Anna would shake her head, squinting fiercely. “No, Evie, it's a boa constrictor,” she'd assure me. “And that's a Burmese tiger over there.”

We never saw things the same way. Never.

How could two sisters be so different?
I had wondered so many times, only to convince myself it was just a matter of growing up. But even after we'd stumbled through puberty and entered our teens, we had little common ground but our roots.

For me, flaunting authority meant reading gothic romances by flashlight beneath my blankets after bedtime or feeding tidbits from dinner underneath the table to my grandmother's decrepit cocker spaniel, Elsie (who ended up outlasting Charlotte by a year). To Anna, rules were for breaking, and she ignored them entirely when it suited her. She had no patience for curfews, slipping out well after dark to meet God knows who—although I surmised it was some boy or another, since Anna had enough of them slobbering after her—only to return past midnight, often with twigs in her hair and mud on her heels. Frequently, she'd sneak into my room and slip into the covers beside me, as if desiring a witness to her crime.

“Where were you?” I'd whisper, unable to see her face as she yawned before answering, “Finding out who I am.”

I didn't understand what she'd meant.

“Why don't you just look in the mirror?” I had suggested, since it seemed a logical enough suggestion. But nothing Anna did was ever about logic so much as the intangible and amorphous.

“Oh, Evie, there's so much more to life than what we see on the surface,” she'd murmur and sigh, as if she knew everything and I was the baby.
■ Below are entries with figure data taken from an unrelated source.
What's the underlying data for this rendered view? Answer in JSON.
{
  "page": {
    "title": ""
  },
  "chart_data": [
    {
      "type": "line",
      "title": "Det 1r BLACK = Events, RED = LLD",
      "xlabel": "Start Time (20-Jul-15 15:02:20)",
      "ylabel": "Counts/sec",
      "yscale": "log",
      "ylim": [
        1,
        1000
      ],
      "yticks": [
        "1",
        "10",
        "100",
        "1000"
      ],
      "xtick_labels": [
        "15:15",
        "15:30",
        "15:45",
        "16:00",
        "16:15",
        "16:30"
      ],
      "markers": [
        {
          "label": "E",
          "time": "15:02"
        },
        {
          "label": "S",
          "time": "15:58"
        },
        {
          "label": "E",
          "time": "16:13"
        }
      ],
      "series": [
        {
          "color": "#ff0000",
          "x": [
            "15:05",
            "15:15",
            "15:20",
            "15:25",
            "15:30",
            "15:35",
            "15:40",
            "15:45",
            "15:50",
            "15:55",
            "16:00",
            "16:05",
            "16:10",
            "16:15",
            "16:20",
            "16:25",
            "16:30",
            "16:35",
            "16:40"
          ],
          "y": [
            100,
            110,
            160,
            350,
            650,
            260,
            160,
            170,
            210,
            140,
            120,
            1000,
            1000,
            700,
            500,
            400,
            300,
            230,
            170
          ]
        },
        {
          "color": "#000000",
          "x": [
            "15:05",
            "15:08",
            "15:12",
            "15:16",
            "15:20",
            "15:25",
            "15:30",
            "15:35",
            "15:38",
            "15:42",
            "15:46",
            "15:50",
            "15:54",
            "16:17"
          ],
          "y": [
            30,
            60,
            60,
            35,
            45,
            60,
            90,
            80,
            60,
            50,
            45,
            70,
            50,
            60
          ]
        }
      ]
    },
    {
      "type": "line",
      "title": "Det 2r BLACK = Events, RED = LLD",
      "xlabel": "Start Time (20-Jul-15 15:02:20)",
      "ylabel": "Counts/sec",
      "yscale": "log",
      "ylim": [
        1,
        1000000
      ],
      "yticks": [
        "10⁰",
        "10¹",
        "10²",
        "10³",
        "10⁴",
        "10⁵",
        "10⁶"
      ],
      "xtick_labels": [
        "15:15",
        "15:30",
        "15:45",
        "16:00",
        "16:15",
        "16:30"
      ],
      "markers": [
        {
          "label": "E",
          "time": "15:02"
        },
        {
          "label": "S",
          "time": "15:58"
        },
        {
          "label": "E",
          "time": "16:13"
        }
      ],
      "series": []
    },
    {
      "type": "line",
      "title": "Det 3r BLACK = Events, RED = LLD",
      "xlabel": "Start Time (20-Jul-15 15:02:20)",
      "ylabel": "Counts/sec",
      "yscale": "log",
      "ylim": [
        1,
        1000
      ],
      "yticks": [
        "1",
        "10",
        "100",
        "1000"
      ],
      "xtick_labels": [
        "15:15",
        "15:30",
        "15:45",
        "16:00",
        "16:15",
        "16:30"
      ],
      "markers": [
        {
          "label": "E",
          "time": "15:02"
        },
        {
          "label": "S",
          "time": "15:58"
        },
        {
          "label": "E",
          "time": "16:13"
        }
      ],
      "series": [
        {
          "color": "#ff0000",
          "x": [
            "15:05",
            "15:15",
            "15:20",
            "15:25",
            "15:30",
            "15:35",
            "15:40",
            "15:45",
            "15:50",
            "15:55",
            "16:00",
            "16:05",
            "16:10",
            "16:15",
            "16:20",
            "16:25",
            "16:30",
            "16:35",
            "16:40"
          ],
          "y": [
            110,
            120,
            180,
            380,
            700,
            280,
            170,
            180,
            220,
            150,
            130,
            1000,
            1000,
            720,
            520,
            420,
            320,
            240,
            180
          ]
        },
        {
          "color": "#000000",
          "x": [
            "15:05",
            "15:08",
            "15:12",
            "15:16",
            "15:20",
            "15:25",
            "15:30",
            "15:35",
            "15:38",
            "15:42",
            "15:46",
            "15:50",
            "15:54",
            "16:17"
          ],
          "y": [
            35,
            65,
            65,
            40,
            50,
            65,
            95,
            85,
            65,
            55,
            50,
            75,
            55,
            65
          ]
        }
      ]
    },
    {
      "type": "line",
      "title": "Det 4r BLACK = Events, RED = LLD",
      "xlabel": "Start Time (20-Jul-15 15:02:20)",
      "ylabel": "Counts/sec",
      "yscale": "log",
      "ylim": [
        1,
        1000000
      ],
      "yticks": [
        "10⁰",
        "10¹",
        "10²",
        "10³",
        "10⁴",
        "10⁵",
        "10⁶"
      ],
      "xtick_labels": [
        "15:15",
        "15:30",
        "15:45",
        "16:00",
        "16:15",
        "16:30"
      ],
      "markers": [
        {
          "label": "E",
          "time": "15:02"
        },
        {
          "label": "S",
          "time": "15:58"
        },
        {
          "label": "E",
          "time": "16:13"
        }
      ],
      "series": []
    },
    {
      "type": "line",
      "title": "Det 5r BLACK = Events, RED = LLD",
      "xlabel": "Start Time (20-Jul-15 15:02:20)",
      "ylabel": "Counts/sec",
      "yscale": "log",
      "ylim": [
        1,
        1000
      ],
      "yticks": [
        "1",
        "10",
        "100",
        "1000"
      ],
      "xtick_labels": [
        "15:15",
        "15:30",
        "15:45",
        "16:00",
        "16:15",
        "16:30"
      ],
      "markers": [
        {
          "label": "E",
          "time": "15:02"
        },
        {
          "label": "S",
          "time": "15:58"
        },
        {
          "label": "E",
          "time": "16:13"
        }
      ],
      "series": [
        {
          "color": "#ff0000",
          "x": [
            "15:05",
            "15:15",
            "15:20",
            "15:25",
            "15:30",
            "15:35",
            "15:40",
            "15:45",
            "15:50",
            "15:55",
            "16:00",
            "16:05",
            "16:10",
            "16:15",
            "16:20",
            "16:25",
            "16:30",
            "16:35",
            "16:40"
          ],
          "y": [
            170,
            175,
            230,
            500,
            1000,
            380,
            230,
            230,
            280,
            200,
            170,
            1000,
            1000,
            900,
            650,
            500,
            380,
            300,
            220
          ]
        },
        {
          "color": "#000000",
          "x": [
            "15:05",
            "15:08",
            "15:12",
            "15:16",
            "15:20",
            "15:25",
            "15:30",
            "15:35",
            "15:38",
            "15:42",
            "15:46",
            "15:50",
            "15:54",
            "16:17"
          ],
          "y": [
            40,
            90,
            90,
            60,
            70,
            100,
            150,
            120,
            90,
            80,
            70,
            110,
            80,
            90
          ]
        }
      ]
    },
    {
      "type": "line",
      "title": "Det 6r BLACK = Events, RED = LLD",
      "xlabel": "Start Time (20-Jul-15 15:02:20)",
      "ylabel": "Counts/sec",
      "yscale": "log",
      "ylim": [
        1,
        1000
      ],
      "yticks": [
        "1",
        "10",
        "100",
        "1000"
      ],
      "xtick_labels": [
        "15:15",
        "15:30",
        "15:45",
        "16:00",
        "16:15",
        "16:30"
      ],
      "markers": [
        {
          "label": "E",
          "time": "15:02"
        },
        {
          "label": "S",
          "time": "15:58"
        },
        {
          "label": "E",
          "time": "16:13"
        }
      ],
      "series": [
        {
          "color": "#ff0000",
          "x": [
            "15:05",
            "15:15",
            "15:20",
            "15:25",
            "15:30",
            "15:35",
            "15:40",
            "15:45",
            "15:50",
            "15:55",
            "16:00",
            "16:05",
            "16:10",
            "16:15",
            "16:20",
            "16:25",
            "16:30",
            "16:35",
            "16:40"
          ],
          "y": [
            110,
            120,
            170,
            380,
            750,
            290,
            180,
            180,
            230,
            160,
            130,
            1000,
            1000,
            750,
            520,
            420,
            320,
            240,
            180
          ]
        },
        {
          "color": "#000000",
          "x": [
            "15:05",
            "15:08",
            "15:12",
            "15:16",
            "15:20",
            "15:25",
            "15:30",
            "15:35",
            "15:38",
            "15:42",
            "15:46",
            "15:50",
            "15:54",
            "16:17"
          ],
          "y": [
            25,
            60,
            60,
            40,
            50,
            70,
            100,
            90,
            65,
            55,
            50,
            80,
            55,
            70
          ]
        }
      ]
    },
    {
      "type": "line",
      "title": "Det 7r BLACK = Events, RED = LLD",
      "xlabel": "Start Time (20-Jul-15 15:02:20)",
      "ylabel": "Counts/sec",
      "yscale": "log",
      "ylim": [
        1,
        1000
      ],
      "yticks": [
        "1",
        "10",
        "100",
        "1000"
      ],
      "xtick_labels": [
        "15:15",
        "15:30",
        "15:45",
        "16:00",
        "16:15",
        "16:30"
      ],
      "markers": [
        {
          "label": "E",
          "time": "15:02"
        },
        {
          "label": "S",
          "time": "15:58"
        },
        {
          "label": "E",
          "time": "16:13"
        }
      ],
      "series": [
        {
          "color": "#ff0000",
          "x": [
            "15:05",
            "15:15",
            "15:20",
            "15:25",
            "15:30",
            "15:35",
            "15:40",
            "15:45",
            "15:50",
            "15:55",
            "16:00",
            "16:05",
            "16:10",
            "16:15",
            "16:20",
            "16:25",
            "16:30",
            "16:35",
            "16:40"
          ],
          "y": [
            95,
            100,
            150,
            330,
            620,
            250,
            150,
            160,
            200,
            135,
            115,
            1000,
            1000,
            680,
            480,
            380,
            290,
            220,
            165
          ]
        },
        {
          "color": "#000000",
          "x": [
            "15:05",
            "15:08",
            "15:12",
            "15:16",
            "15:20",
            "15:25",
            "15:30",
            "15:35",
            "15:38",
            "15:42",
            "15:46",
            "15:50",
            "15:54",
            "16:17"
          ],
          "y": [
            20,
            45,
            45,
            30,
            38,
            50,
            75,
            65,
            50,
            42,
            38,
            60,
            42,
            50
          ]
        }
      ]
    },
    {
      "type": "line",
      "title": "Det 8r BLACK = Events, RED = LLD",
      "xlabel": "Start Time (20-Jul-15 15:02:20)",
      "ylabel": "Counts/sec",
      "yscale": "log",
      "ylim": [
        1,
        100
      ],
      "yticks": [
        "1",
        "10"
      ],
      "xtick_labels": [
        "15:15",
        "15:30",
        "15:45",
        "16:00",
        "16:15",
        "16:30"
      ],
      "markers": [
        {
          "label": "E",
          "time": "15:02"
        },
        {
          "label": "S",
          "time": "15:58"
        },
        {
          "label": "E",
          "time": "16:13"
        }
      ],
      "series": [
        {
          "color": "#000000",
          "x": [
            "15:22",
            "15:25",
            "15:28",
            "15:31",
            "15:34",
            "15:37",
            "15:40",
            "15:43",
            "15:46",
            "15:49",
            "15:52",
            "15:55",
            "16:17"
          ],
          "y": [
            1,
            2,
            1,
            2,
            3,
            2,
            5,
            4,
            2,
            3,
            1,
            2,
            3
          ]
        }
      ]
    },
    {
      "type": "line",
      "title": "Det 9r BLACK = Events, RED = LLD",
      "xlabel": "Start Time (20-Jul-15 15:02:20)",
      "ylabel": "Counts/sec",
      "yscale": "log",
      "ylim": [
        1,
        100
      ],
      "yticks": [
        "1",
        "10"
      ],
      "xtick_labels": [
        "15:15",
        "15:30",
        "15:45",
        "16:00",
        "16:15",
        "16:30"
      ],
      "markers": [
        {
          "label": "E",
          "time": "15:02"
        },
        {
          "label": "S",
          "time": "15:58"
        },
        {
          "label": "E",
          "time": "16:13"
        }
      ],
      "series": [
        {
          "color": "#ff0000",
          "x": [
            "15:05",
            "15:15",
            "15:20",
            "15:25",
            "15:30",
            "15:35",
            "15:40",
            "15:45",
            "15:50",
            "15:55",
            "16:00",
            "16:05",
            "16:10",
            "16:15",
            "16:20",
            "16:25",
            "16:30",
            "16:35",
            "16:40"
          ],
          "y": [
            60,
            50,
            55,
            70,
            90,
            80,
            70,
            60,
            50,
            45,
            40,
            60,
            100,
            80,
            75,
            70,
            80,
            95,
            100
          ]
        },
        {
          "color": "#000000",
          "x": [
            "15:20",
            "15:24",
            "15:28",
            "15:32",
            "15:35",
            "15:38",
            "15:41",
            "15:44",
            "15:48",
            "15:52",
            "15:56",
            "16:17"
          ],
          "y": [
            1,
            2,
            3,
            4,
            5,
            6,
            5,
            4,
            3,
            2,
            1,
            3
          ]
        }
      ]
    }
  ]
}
Then she'd close her eyes and doze until Mother came to wake us for school.

When Daddy caught her creeping up the elm and onto the second-floor porch before dawn the next weekend, he threatened to ground her for the rest of the school year and the summer as well. But Grandma Charlotte intervened—as she so often would—suggesting he give Anna more leeway.

“At least one of them has spunk,” she'd said with a sniff, and I could tell by my father's face that he didn't find that a good thing.
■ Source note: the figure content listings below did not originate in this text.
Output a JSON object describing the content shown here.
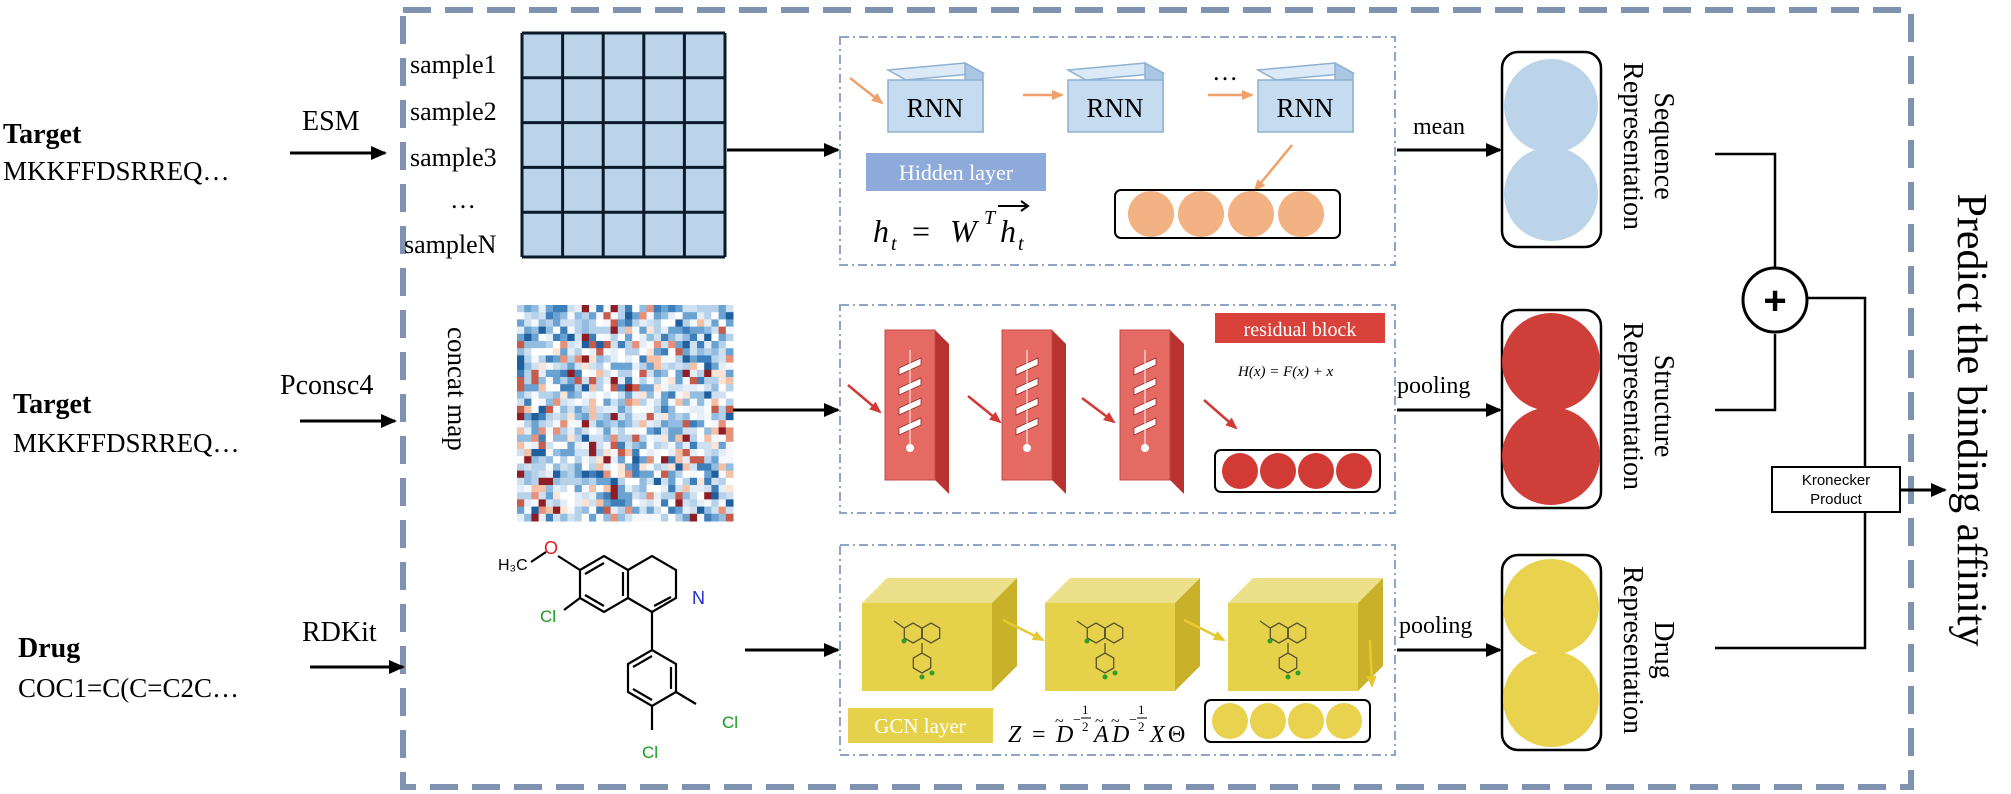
{
  "inputs": {
    "target1": {
      "label": "Target",
      "sequence": "MKKFFDSRREQ…",
      "tool": "ESM"
    },
    "target2": {
      "label": "Target",
      "sequence": "MKKFFDSRREQ…",
      "tool": "Pconsc4"
    },
    "drug": {
      "label": "Drug",
      "sequence": "COC1=C(C=C2C…",
      "tool": "RDKit"
    }
  },
  "samples": [
    "sample1",
    "sample2",
    "sample3",
    "…",
    "sampleN"
  ],
  "concat_map_label": "concat map",
  "rnn": {
    "cells": [
      "RNN",
      "RNN",
      "RNN"
    ],
    "ellipsis": "…",
    "hidden_label": "Hidden layer"
  },
  "residual": {
    "label": "residual block",
    "formula": "H(x) = F(x) + x"
  },
  "gcn": {
    "label": "GCN layer"
  },
  "aggregations": {
    "mean": "mean",
    "pooling1": "pooling",
    "pooling2": "pooling"
  },
  "representations": {
    "sequence": {
      "line1": "Sequence",
      "line2": "Representation"
    },
    "structure": {
      "line1": "Structure",
      "line2": "Representation"
    },
    "drug": {
      "line1": "Drug",
      "line2": "Representation"
    }
  },
  "plus_symbol": "+",
  "kronecker": {
    "line1": "Kronecker",
    "line2": "Product"
  },
  "output_label": "Predict the binding affinity",
  "molecule_atoms": {
    "methyl": "H₃C",
    "oxygen": "O",
    "nitrogen": "N",
    "chlorine": "Cl"
  },
  "colors": {
    "dashed_border": "#7f93b0",
    "sequence": "#bcd4ea",
    "structure": "#cf3f3a",
    "drug": "#e8d24e",
    "rnn": "#c5dcf0",
    "hidden": "#8eaadb",
    "residual": "#d9413b",
    "gcn": "#e6d24a",
    "rnn_out": "#f2b283"
  }
}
“I'll wager it was spunk that got Helen von Hagen in trouble when she was fifteen,” he'd replied, and my mother had looked suitably horrified.

Ultimately, Daddy had capitulated, and Anna had gotten off lightly: kitchen duty for a week, namely, peeling potatoes and scouring pots. Although within two days of her punishment, I noticed that Mother had taken over her tasks without a word to anyone. I wasn't sure my father knew (but I was sure that Grandma Charlotte did).
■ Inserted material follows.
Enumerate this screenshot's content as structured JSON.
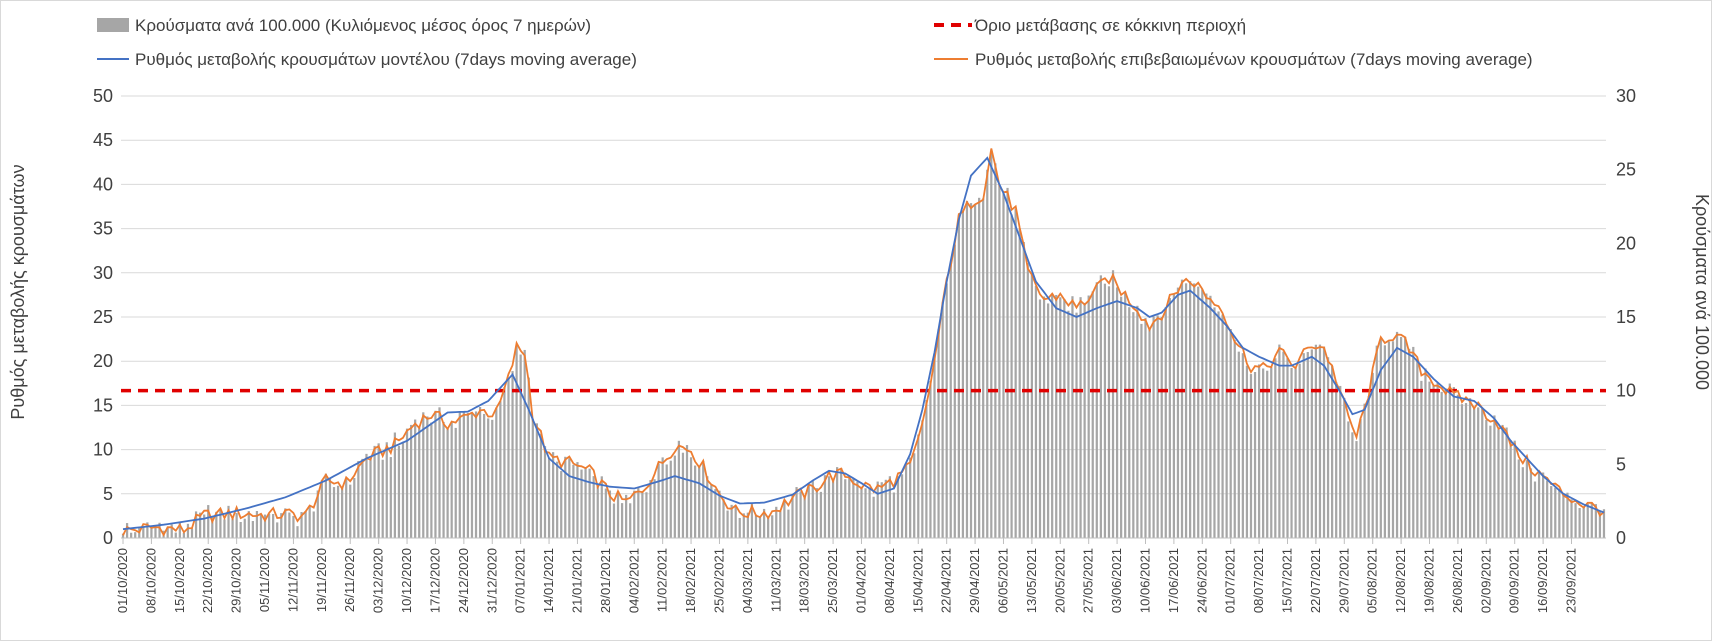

I had been tempted to rat on her but I didn't, torn as I was between loyalty to my father and to my only sibling. Still, I worried about Anna's inability to play by the rules and figured it never hurt anyone to learn that misbehavior had consequences. In the end, I kept quiet, sure that Anna would get her comeuppance someday without any help from me. Indeed, I didn't have long to wait.

After Charlotte joined our grandfather in the family plot, leaving Anna without her protector, I saw my sister get into trouble so deep she couldn't get out of it.

Perhaps if Anna had been more Morgan and less McGillis, she might not have succumbed to the magic of the dress. I wanted to believe it was the supernatural and not free will that caused her to throw away all the plans that Mother and Daddy had so meticulously sewn up for her, all the dreams they'd had for our family.

It was a while before I understood that the dress had given her the foresight to do what needed doing. But in the beginning, all I knew was that first night she wore it, Anna did something inconceivable, and the very next day she vanished.